Il Grifo come il “Ciao” Piaggio. Quando c’è da cambiare marcia il Perugia puntualmente fa un passo indietro. L’impegno non manca, servirebbe un pizzico di follia e coraggio in più

È sempre questione di bicchieri.

Se mezzi pieni o mezzi vuoti.

Dato che sono un inguaribile ottimista voglio iniziare cercando quello che ci potrebbe essere di positivo nella quinta sconfitta casalinga (su sei gare) al Curi.

Ed allora – in questa mia ricerca di positività – non posso che iniziare dalla Curva Nord, quella sì sempre vittoriosa.

Dopo la fantasmagorica coreografia contro la Salernitana, anche contro gli scaligeri, i freghi della Nord si sono esibiti in una “fumata” di altri tempi con fumogeni biancorossi, corredati dalla “solita” (ma non per questo meno emozionante) sciarpata.

A prescindere da cosa succeda in campo, almeno la nostra Curva i 3 punti se li prende sempre.

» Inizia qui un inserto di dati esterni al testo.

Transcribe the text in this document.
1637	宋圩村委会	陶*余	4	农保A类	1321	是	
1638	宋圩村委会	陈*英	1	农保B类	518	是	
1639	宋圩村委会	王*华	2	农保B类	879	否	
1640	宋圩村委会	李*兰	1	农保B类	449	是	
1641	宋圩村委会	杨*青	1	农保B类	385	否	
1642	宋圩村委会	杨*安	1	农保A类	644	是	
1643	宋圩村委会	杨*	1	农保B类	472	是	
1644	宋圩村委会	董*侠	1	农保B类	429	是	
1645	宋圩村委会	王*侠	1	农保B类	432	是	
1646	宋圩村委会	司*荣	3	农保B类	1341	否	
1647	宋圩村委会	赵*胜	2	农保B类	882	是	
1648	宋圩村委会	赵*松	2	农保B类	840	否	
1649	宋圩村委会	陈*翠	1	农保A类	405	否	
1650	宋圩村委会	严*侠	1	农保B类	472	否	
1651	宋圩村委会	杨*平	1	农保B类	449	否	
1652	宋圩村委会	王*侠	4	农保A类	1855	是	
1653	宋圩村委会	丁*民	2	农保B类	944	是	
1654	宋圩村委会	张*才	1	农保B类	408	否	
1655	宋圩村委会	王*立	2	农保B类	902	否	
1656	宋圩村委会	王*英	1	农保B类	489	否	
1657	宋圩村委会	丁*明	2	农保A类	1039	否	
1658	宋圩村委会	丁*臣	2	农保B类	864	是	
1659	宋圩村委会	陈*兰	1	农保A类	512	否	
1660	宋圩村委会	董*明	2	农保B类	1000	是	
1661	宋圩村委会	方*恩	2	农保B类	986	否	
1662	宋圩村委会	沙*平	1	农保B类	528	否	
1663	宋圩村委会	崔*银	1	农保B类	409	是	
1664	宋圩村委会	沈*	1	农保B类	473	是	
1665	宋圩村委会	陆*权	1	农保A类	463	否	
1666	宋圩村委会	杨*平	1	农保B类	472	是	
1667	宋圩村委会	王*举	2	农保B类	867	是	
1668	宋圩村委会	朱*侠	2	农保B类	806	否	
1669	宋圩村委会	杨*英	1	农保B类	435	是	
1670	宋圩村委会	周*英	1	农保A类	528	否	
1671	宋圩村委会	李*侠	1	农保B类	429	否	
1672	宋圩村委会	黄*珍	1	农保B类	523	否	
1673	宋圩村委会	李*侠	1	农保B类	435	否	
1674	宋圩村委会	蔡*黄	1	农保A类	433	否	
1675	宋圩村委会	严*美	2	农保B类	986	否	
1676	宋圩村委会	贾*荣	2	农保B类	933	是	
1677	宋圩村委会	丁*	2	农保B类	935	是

Altro aspetto positivo è stato che – sì – abbiamo perso, ma almeno “Provvidenza” Di Carmine non ci ha segnato.

Avrebbe fatto troppo male, proprio da lui.

Ulteriore aspetto positivo è vedere il ritorno al Curi di due grandi Grifoni.

Il già citato Samuel Di Carmine e l’indimenticato Fabio Grosso, seduto nella panchina scaligera, accanto ad una delle fasce che erano il suo dominio incontrastato.

E rivedere proprio lì sotto Grosso, fa ripensare alle sue irresistibili sgroppate sulla fascia sinistra (già…la fascia sinistra…), con i cross per i vari Vryzas, Bucchi, Bazzani, Caracciolo, Amoruso, Bothroyd, ecc.

E gli applausi del Curi a DC10 e Grosso, sono il segno che sono rimasti nei nostri cuori.

Poi…

Poi nulla, seppur mi sforzi non riesco a trovare altri aspetti positivi.

Questo Perugia è sempre lui, senza sorprese.

Sotto certi versi è quasi una certezza.

Se arriva una squadra sotto di noi in classifica, si può vincere, se ne arriva una sopra, no.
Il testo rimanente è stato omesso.